I feel so intensely the delights of shutting oneself up in a little world of one's own with pictures and music and everything beautiful.
All men's miseries derive from not being able to sit quiet in a room alone.
If you're lonely when you're alone then you're in bad company.
Shutting out the world is not about turning your back on your surroundings, but rather the opposite: it is seeing the world a bit more clearly, staying a course and trying to love your life. Silence in itself is rich. It is exclusive and luxurious. A key to unlock new ways of thinking. I don’t regard it as a renunciation or something spiritual, but rather as a practical resource for living a richer life.
I live in that solitude which is painful in youth but delicious in the years of maturity.
Our language has wisely sensed the two sides of being alone. It has created the word loneliness to express the pain of being alone. And it has created the word solitude to express the glory of being alone.
In order to understand the world, one has to turn away from it on occasion.
Philip Gilbert Hamerton
We need society, and we need solitude also, as we need summer and winter, day and night, exercise and rest.
Solitude is the human condition in which I keep myself company.
Solitude is not a way of running away from life ... from our feelings. On the contrary.
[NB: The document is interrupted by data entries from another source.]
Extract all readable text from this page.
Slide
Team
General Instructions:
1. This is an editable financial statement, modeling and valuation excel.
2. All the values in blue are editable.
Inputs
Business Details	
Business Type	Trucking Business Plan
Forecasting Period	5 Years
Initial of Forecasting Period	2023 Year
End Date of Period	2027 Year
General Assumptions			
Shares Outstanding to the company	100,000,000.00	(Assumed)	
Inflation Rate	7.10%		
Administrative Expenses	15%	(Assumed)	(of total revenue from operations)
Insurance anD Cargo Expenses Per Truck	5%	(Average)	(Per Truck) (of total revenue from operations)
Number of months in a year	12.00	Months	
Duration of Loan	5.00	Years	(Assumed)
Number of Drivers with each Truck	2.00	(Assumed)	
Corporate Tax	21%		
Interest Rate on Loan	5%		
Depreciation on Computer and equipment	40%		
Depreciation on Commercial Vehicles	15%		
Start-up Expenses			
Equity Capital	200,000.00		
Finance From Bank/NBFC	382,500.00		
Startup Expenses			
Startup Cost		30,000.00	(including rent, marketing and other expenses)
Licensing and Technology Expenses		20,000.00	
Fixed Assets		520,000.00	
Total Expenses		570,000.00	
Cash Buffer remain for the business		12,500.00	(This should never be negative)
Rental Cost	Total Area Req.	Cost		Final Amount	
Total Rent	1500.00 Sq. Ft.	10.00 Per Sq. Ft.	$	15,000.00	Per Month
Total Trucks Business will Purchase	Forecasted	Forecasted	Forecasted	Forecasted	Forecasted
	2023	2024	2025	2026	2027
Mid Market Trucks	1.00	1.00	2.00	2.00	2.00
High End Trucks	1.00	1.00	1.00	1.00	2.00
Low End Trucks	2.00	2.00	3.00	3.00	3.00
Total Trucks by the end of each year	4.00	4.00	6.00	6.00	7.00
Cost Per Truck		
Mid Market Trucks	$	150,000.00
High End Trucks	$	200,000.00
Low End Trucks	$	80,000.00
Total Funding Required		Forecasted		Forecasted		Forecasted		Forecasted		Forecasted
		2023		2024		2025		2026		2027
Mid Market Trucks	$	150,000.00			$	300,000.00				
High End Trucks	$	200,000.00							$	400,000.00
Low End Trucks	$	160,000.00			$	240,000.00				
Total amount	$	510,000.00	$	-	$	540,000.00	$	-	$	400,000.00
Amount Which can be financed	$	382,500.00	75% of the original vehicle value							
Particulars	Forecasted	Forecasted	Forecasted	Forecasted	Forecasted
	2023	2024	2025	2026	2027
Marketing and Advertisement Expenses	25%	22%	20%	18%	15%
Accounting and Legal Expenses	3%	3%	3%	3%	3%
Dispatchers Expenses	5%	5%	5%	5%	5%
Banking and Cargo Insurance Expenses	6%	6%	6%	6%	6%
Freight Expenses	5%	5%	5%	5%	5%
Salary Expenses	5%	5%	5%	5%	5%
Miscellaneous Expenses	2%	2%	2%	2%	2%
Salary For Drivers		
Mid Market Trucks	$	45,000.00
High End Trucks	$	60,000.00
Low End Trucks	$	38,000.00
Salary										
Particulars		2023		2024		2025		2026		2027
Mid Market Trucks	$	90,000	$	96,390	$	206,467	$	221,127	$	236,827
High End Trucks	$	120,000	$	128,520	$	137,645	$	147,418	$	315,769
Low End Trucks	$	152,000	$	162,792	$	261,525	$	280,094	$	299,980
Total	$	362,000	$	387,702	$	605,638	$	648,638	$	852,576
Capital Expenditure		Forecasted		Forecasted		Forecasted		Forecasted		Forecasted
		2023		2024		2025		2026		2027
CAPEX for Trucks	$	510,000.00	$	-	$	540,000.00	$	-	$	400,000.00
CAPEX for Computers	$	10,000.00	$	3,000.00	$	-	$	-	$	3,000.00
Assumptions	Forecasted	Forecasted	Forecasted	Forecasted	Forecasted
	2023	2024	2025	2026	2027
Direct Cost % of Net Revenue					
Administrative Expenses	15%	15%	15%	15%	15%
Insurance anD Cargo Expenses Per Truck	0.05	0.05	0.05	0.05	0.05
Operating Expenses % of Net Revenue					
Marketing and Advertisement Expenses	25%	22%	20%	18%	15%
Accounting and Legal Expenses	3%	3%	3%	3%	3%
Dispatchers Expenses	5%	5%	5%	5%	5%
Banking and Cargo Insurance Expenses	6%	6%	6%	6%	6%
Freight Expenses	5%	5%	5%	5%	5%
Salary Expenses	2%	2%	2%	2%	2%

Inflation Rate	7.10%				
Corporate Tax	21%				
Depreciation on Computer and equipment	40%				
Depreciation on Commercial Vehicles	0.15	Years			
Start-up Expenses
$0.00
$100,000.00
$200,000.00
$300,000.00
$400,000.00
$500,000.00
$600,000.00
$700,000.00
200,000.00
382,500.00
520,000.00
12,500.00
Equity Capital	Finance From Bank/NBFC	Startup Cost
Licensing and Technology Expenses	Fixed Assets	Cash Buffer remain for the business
This is the time we sort them out, air them, get over them, and go on without the burden of yesterday.
Knowing how to be solitary is central to the art of loving. When we can be alone, we can be with others without using them as means of escape.
This is where I admit it’s not easy for everyone to create solitude in their lives. Parents, those taking care of sick family members, people working multiple jobs, etc. While it may not be easy, I’d argue these folks need moments of solitude the most. We don’t have to go on month-long meditation retreats in the Himalayas to experience solitude (though, that does sound rad). You can experience it daily, in much shorter increments: commuting, showering, meditating for 10 minutes while your little one naps.
It doesn’t always have to be spent meditating or in complete silence either, despite what many of the quotes above say. Maybe you enjoy blasting screamo music alone in your room to process your emotions. Maybe going for a run or walk helps clear your head. Maybe it’s reading a good book or knitting. See if it’s possible to intentionally create moments of solitude this week and pay close attention to how your mind responds.